Remix.run Logo
comeonbro 5 months ago

Imagine if I asked you how many '⊚'s are in 'Ⰹ⧏⏃'? (the answer is 3, because there is 1 ⊚ in Ⰹ and 2 ⊚s in ⏃)

Much harder question than if I asked you how many '⟕'s are in 'Ⓕ⟕⥒⟲⾵⟕⟕⢼' (the answer is 3, because there are 3 ⟕s there)

You'd need to read through like 100,000x more random internet text to infer that there is 1 ⊚ in Ⰹ and 2 ⊚s in ⏃ (when this is not something that people ever explicitly talk about), than you would need to to figure out that there are 3 ⟕s when 3 ⟕s appear, or to figure out from context clues that Ⰹ⧏⏃s are red and edible.

The former is how tokenization makes 'strawberry' look to LLMs: https://i.imgur.com/IggjwEK.png

It's a consequence of an engineering tradeoff, not a demonstration of a fundamental limitation.

hansmayer 5 months ago | parent [-]

I get the technical challenge. It's just that a system that has to be trained with Petabytes of data, just to (sometimes) correctly solve a problem which a six-seven year old kid is able to solve after learning to spell, may not be the right solution to the problem at hand? Haven't the MBAs been shoving it down our throats that all cost-ineffective solutions have to go? Why are we burning hundreds of billion of dollars into development of tools whose most common use-case (or better said: plea by the VC investors) is a) summarising emails (I am not an idiot who cannot read) b) writing emails (really, I know how to write too, and can do it better) . The only use-case where they are sometimes useful is taking out the boring parts of software development, because of the relatively closed learning context, and as someone who used them for over a year for this, they are not reliable and have to be double-checked, lest you want to introduce more issues in your codebase.

comeonbro 4 months ago | parent [-]

It's not a technical challenge in this case, it's a technical tradeoff. You could train an LLM with single characters as the atomic unit and it would be able to count the 'r's in 'strawberry' no problem. The tradeoff is that then processing the word 'strawberry' would then be 10 sequential steps, 10 complete runs through the entire LLM, where one has to finish before you can start the next one.
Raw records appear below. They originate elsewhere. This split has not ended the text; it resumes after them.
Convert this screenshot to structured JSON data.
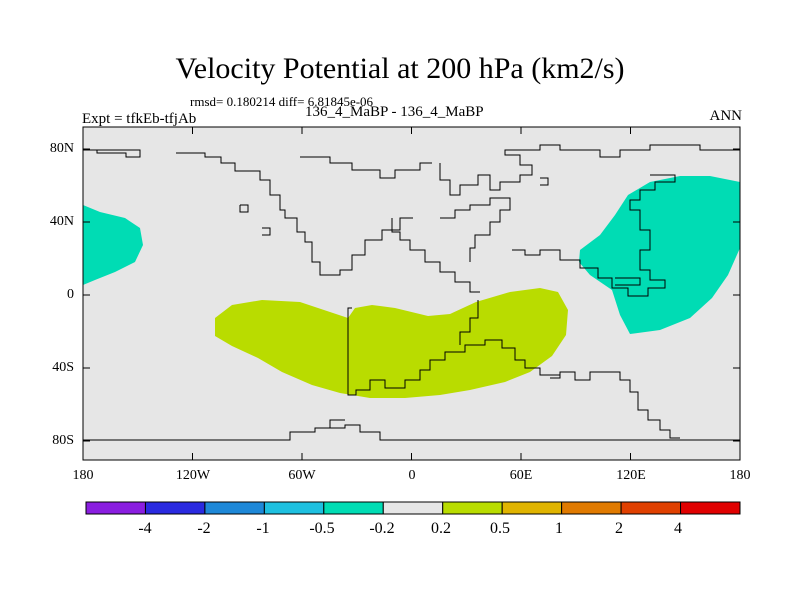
{
  "title": "Velocity Potential at 200 hPa (km2/s)",
  "stats": "rmsd= 0.180214 diff= 6.81845e-06",
  "left_label": "Expt = tfkEb-tfjAb",
  "center_label": "136_4_MaBP - 136_4_MaBP",
  "right_label": "ANN",
  "lat_labels": [
    "80N",
    "40N",
    "0",
    "40S",
    "80S"
  ],
  "lon_labels": [
    "180",
    "120W",
    "60W",
    "0",
    "60E",
    "120E",
    "180"
  ],
  "colorbar": {
    "labels": [
      "-4",
      "-2",
      "-1",
      "-0.5",
      "-0.2",
      "0.2",
      "0.5",
      "1",
      "2",
      "4"
    ],
    "colors": [
      "#8a1ee0",
      "#2a2ae0",
      "#1e88d8",
      "#1ec0e0",
      "#00dcb4",
      "#e6e6e6",
      "#b9dc00",
      "#e0b400",
      "#e07a00",
      "#e04000",
      "#e00000"
    ]
  },
  "map_colors": {
    "background": "#e6e6e6",
    "positive_region": "#b9dc00",
    "negative_region": "#00dcb4",
    "coastline": "#000000"
  }
}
Instead, they're almost always trained with (what we see as, but they literally do not) multi-character tokens as the atomic unit, so 'strawberry' is spelled 'Ⰹ⧏⏃'. Processing that is only 3 sequential steps, only 3 complete runs through the entire LLM. But it needs to encounter enough relevant text in training to be able to figure out that 'Ⰹ' somehow has 1 'r' in it, '⧏' has 0 'r's, and '⏃' has 2 'r's, which really not a lot of text demonstrates, to be able to count the 'r's in 'Ⰹ⧏⏃ correctly.

The tradeoff in this is everything being 3-5x slower and more expensive (but you can count the 'r's in 'strawberry'), vs, basically only, being bad at character-level tasks like counting letters in words.

Easy choice, but leads to this stupid misundertanding being absolutely everywhere and just by itself doing an enormous amount of damage to peoples' ability to understand what is happening and about to happen.

hansmayer 4 months ago | parent [-]

Right so... they are still not able to spell the single letters because the algorithm we use to train it to do so is far too expensive? Wake me up when it "happens" (and it gets out of it's current, three-year long 'about to happen' phase), e.g. when it stopps costing 200B USD to do character-level tokenisation in a string, a problem we once first solved some 50-60 years ago, with higher-order programming languages. Funnily enough, those algorithms can run on an 8bit computer in negligible time and require nowhere near the resources these Frankesteins need in order to sometimes get the count of Rs in strawberries right. Provided we train them with petabytes of data, and provide gigawatts of power.

CamperBob2 4 months ago | parent [-]

It's happened, you can wake up now.

But you'll just move the goalposts again, I imagine.

hansmayer 4 months ago | parent [-]

What goalposts? I am sorry, but as someone who has been using GitHub Copilot for quite some time now, I can tell you that unfortunately, no, it has not happened, and the evidence is there with every single prompt.